Are we doing UX for AI the right way?
Briefly

Are we doing UX for AI the right way?
"Is the future of user experience purely conversational? For many, it's tempting to dream about it. Especially if you're a frequent user of large LLM interfaces today. Especially if you follow announcements like OpenAI's recent promise of a screen-free, pocketable product that hints at a life increasingly driven by AI orchestration. And especially if your mental model of AI experience is based on the early ChatGPT experience, which was entirely conversational, with no UI snippets and micro-apps within the chat dialogue."
"It's also easy to fall into this line of thinking after watching the rise of ChatGPT apps - pulling familiar services, like OpenTable, directly into the chat dialogue (spoiler alert: you still need to visit OpenTable's website to complete your user journey, as is the case with almost every app in the ChatGPT app directory). The idea that everything could eventually live inside a single conversational interface starts to feel not just plausible, but inevitable."

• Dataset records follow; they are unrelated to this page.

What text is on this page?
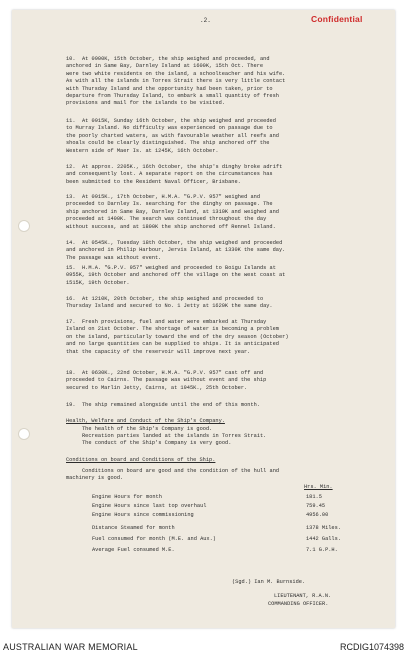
.2.	Confidential
10. At 0900K, 15th October, the ship weighed and proceeded, and
anchored in Same Bay, Darnley Island at 1600K, 15th Oct. There
were two white residents on the island, a schoolteacher and his wife.
As with all the islands in Torres Strait there is very little contact
with Thursday Island and the opportunity had been taken, prior to
departure from Thursday Island, to embark a small quantity of fresh
provisions and mail for the islands to be visited.
11. At 0915K, Sunday 16th October, the ship weighed and proceeded
to Murray Island. No difficulty was experienced on passage due to
the poorly charted waters, as with favourable weather all reefs and
shoals could be clearly distinguished. The ship anchored off the
Western side of Maer Is. at 1245K, 16th October.
12. At approx. 2205K., 16th October, the ship's dinghy broke adrift
and consequently lost. A separate report on the circumstances has
been submitted to the Resident Naval Officer, Brisbane.
13. At 0915K., 17th October, H.M.A. "G.P.V. 957" weighed and
proceeded to Darnley Is. searching for the dinghy on passage. The
ship anchored in Same Bay, Darnley Island, at 1310K and weighed and
proceeded at 1400K. The search was continued throughout the day
without success, and at 1800K the ship anchored off Rennel Island.
14. At 0545K., Tuesday 18th October, the ship weighed and proceeded
and anchored in Philip Harbour, Jervis Island, at 1330K the same day.
The passage was without event.
15. H.M.A. "G.P.V. 957" weighed and proceeded to Boigu Islands at
0955K, 19th October and anchored off the village on the west coast at
1515K, 19th October.
16. At 1210K, 20th October, the ship weighed and proceeded to
Thursday Island and secured to No. 1 Jetty at 1620K the same day.
17. Fresh provisions, fuel and water were embarked at Thursday
Island on 21st October. The shortage of water is becoming a problem
on the island, particularly toward the end of the dry season (October)
and no large quantities can be supplied to ships. It is anticipated
that the capacity of the reservoir will improve next year.
18. At 0630K., 22nd October, H.M.A. "G.P.V. 957" cast off and
proceeded to Cairns. The passage was without event and the ship
secured to Marlin Jetty, Cairns, at 1945K., 25th October.
19. The ship remained alongside until the end of this month.
Health, Welfare and Conduct of the Ship's Company.
The health of the Ship's Company is good.
Recreation parties landed at the islands in Torres Strait.
The conduct of the Ship's Company is very good.
Conditions on board and Conditions of the Ship.
Conditions on board are good and the condition of the hull and
machinery is good.
Hrs. Min.
Engine Hours for month	181.5
Engine Hours since last top overhaul	759.45
Engine Hours since commissioning	4956.00
Distance Steamed for month	1378 Miles.
Fuel consumed for month (M.E. and Aux.)	1442 Galls.
Average Fuel consumed M.E.	7.1 G.P.H.
(Sgd.) Ian M. Burnside.
LIEUTENANT, R.A.N.
COMMANDING OFFICER.
AUSTRALIAN WAR MEMORIAL	RCDIG1074398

AI has driven rapid changes in living, working, and design, but early adoption has produced misconceptions before best practices matured. The pace of disruption remains intense and 2026 shows signs of widespread AI fatigue. Product leaders face the task of shaping UX for AI to prevent experiences that are exhausting, inconvenient, risky, or unsustainable. One major misconception is chatbot-first thinking: assuming conversational interfaces can or should supplant most existing UI patterns. The allure of a zero-UI future grows with large LLM interfaces and integrations, yet many conversational app flows still require traditional websites or micro-apps to complete tasks, challenging the idea of a single conversational interface.